To be a denier of climate change when the evidence points that the change is occurring, shows a lack of both earth care and empathy for people who have to deal with the pointy end of these changes.
The facts on the ground for the farm here in the south-east of Australia are:
- 2013 was for Australia the hottest year on average since records began. At one point in that season, the Bureau of Meteorology had to introduce a new colour gradient to their maps to be able to record these new temperatures, which broke records in every state;
- In addition to this heat, between mid-spring of 2012 until late February of 2013 the usually historically reliable rains failed here; and
- This summer which is not yet over, had even more 40+ degrees Celsius days than the previous record breaking summer (currently standing at about 9 of these hot days). Some of the days were just shy of 45 degrees Celsius. As I write this article, the month of February 2013 has been 4.3 degrees Celsius hotter than the long term average.

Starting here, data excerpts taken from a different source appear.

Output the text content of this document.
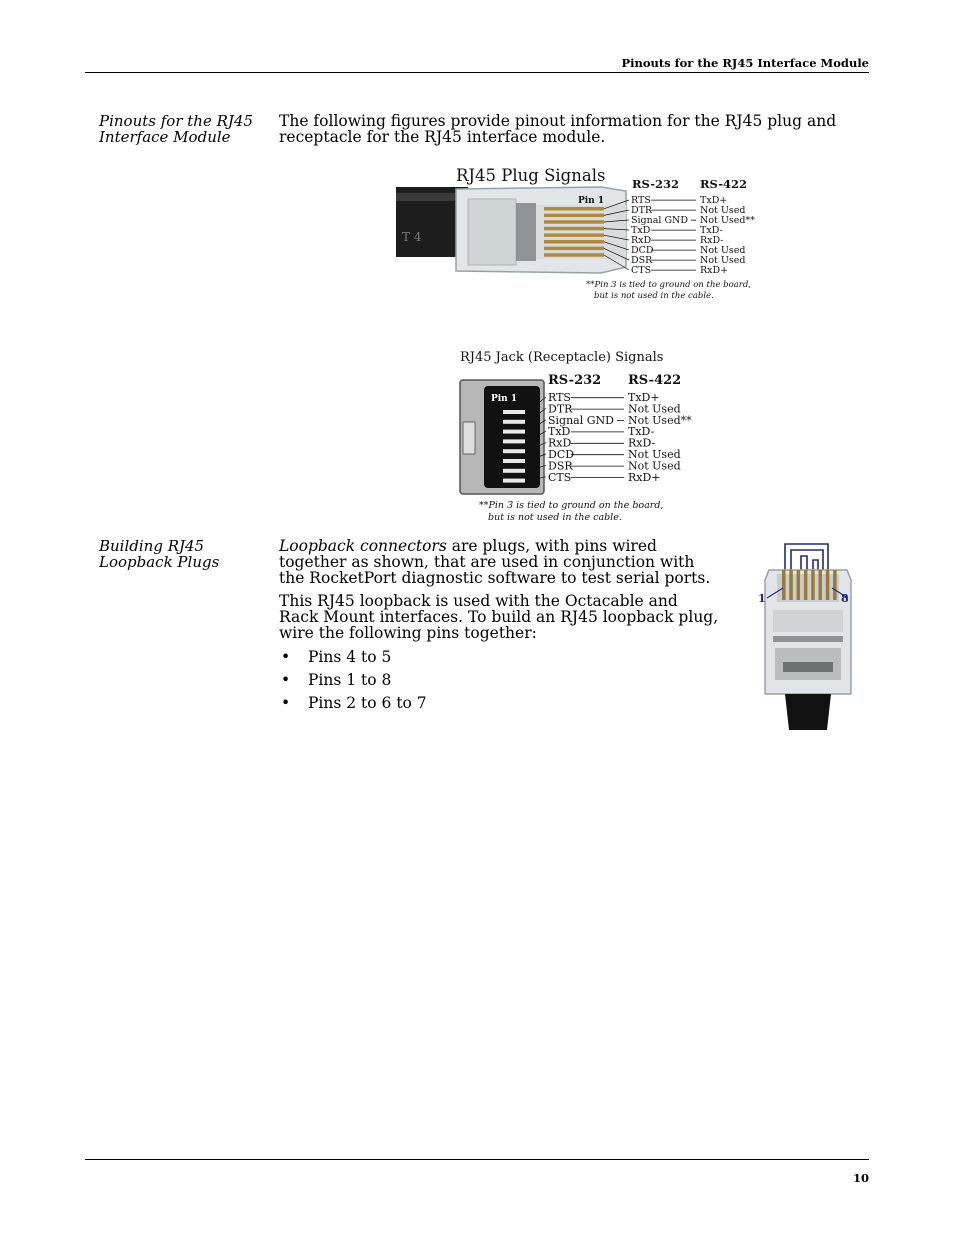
Pinouts for the RJ45 Interface Module
Pinouts for the RJ45
Interface Module
The following figures provide pinout information for the RJ45 plug and receptacle for the RJ45 interface module.
T 4
Pin 1
RJ45 Plug Signals RS-232 RS-422
RTS	TxD+
DTR	Not Used
Signal GND Not Used**
TxD	TxD-
RxD	RxD-
DCD	Not Used
DSR	Not Used
CTS	RxD+
**Pin 3 is tied to ground on the board,
but is not used in the cable.
RJ45 Jack (Receptacle) Signals
Pin 1
RS-232 RS-422
RTS	TxD+
DTR	Not Used
Signal GND Not Used**
TxD	TxD-
RxD	RxD-
DCD	Not Used
DSR	Not Used
CTS	RxD+
**Pin 3 is tied to ground on the board,
but is not used in the cable.
Building RJ45
Loopback Plugs
Loopback connectors are plugs, with pins wired together as shown, that are used in conjunction with the RocketPort diagnostic software to test serial ports.
This RJ45 loopback is used with the Octacable and Rack Mount interfaces. To build an RJ45 loopback plug, wire the following pins together:
• Pins 4 to 5
• Pins 1 to 8
• Pins 2 to 6 to 7
1	8
10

The picture that I am presenting above is that the facts on the ground are consistent with global warming, and to deny these facts is insulting.

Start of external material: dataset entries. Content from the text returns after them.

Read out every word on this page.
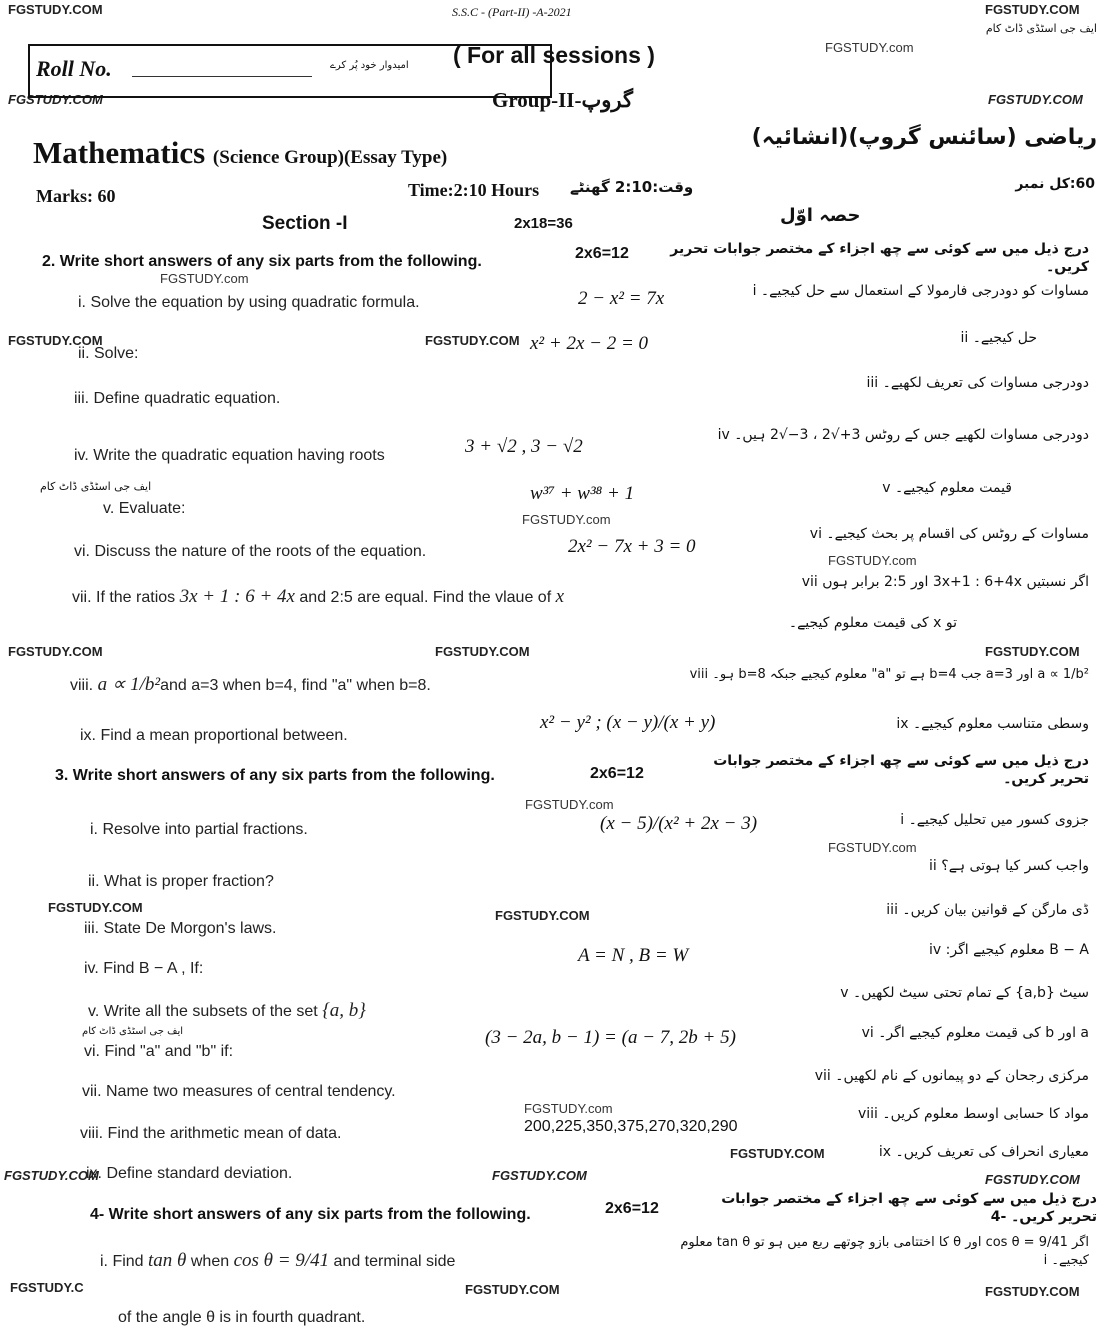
FGSTUDY.COM	FGSTUDY.COM
ایف جی اسٹڈی ڈاٹ کام
FGSTUDY.com
FGSTUDY.COM	FGSTUDY.COM
S.S.C - (Part-II) -A-2021
Roll No.	امیدوار خود پُر کرے ( For all sessions )
Group-II-گروپ
Mathematics (Science Group)(Essay Type)
ریاضی (سائنس گروپ)(انشائیہ)
Marks: 60
60:کل نمبر
Time:2:10 Hours وقت:2:10 گھنٹے
Section -I	2x18=36	حصہ اوّل
2. Write short answers of any six parts from the following.	2x6=12	درج ذیل میں سے کوئی سے چھ اجزاء کے مختصر جوابات تحریر کریں۔
FGSTUDY.com
i. Solve the equation by using quadratic formula.	2 − x² = 7x	مساوات کو دودرجی فارمولا کے استعمال سے حل کیجیے۔ i
FGSTUDY.COM	FGSTUDY.COM
ii. Solve:	x² + 2x − 2 = 0	حل کیجیے۔ ii
iii. Define quadratic equation.
دودرجی مساوات کی تعریف لکھیے۔ iii
iv. Write the quadratic equation having roots	3 + √2 , 3 − √2
دودرجی مساوات لکھیے جس کے روٹس 3+√2 ، 3−√2 ہیں۔ iv
ایف جی اسٹڈی ڈاٹ کام
v. Evaluate:
w³⁷ + w³⁸ + 1
FGSTUDY.com
قیمت معلوم کیجیے۔ v
vi. Discuss the nature of the roots of the equation.	2x² − 7x + 3 = 0
مساوات کے روٹس کی اقسام پر بحث کیجیے۔ vi
FGSTUDY.com
vii. If the ratios 3x + 1 : 6 + 4x and 2:5 are equal. Find the vlaue of x
اگر نسبتیں 3x+1 : 6+4x اور 2:5 برابر ہوں vii
تو x کی قیمت معلوم کیجیے۔
FGSTUDY.COM	FGSTUDY.COM	FGSTUDY.COM
viii. a ∝ 1/b²and a=3 when b=4, find "a" when b=8.
a ∝ 1/b² اور a=3 جب b=4 ہے تو "a" معلوم کیجیے جبکہ b=8 ہو۔ viii
ix. Find a mean proportional between.
x² − y² ; (x − y)/(x + y)	وسطی متناسب معلوم کیجیے۔ ix
3. Write short answers of any six parts from the following.	2x6=12
درج ذیل میں سے کوئی سے چھ اجزاء کے مختصر جوابات تحریر کریں۔
FGSTUDY.com
i. Resolve into partial fractions.	(x − 5)/(x² + 2x − 3)	جزوی کسور میں تحلیل کیجیے۔ i
FGSTUDY.com
ii. What is proper fraction?
واجب کسر کیا ہوتی ہے؟ ii
FGSTUDY.COM
FGSTUDY.COM
iii. State De Morgon's laws.
ڈی مارگن کے قوانین بیان کریں۔ iii
iv. Find B − A , If:
A = N , B = W	B − A معلوم کیجیے اگر: iv
v. Write all the subsets of the set {a, b}
سیٹ {a,b} کے تمام تحتی سیٹ لکھیں۔ v
ایف جی اسٹڈی ڈاٹ کام
vi. Find "a" and "b" if:
(3 − 2a, b − 1) = (a − 7, 2b + 5)	a اور b کی قیمت معلوم کیجیے اگر۔ vi
vii. Name two measures of central tendency.
مرکزی رجحان کے دو پیمانوں کے نام لکھیں۔ vii
FGSTUDY.com
viii. Find the arithmetic mean of data.	200,225,350,375,270,320,290
مواد کا حسابی اوسط معلوم کریں۔ viii
FGSTUDY.COM
ix. Define standard deviation.	FGSTUDY.COM
FGSTUDY.COM	معیاری انحراف کی تعریف کریں۔ ix
FGSTUDY.COM
4- Write short answers of any six parts from the following.	2x6=12
درج ذیل میں سے کوئی سے چھ اجزاء کے مختصر جوابات تحریر کریں۔ -4
i. Find tan θ when cos θ = 9/41 and terminal side
اگر cos θ = 9/41 اور θ کا اختتامی بازو چوتھے ربع میں ہو تو tan θ معلوم کیجیے۔ i
FGSTUDY.C	FGSTUDY.COM	FGSTUDY.COM
of the angle θ is in fourth quadrant.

It is very difficult to be involved in working with natural systems whilst at the same time ignoring the indicators that unusual things are going on in those same systems. Therefore, I challenge the climate change deniers to get off their computers and get active in the natural world and start telling us their stories about actual activities promoting or practising permaculture (or sustainable agriculture or other related systems) in the real world.
Despite the extreme conditions, there is much that can be achieved.
The truth is that a properly designed and established food forest takes very little work to maintain. I spend less than a handful of days per year maintaining that system. What does take most of my time is: developing and improving the built infrastructure at the farm here; trialling and propagating various new plants, guilds and systems for resilience to the changing climate; animal systems; and involvement with a few of the locals and community groups. At the same time the return of surplus goes towards spreading useful information to interested people about what is working and what isn’t as well as accommodating the often not considered local diverse wildlife which calls this farm its home.
Resilient infrastructure takes time and effort
Just in case I was not blunt enough before: People, get off your couch and go and do a PDC (Permaculture Design Certificate course) and get involved. Go and plant something and observe its growth cycle and interactions with the rest of nature. Go spend some time in a natural setting. Get some animal husbandry skills. Join a community group involved with plants and/or animals. There is just so much that people can actually be doing.
Talk, as the Chinese proverb goes, does not cook the rice.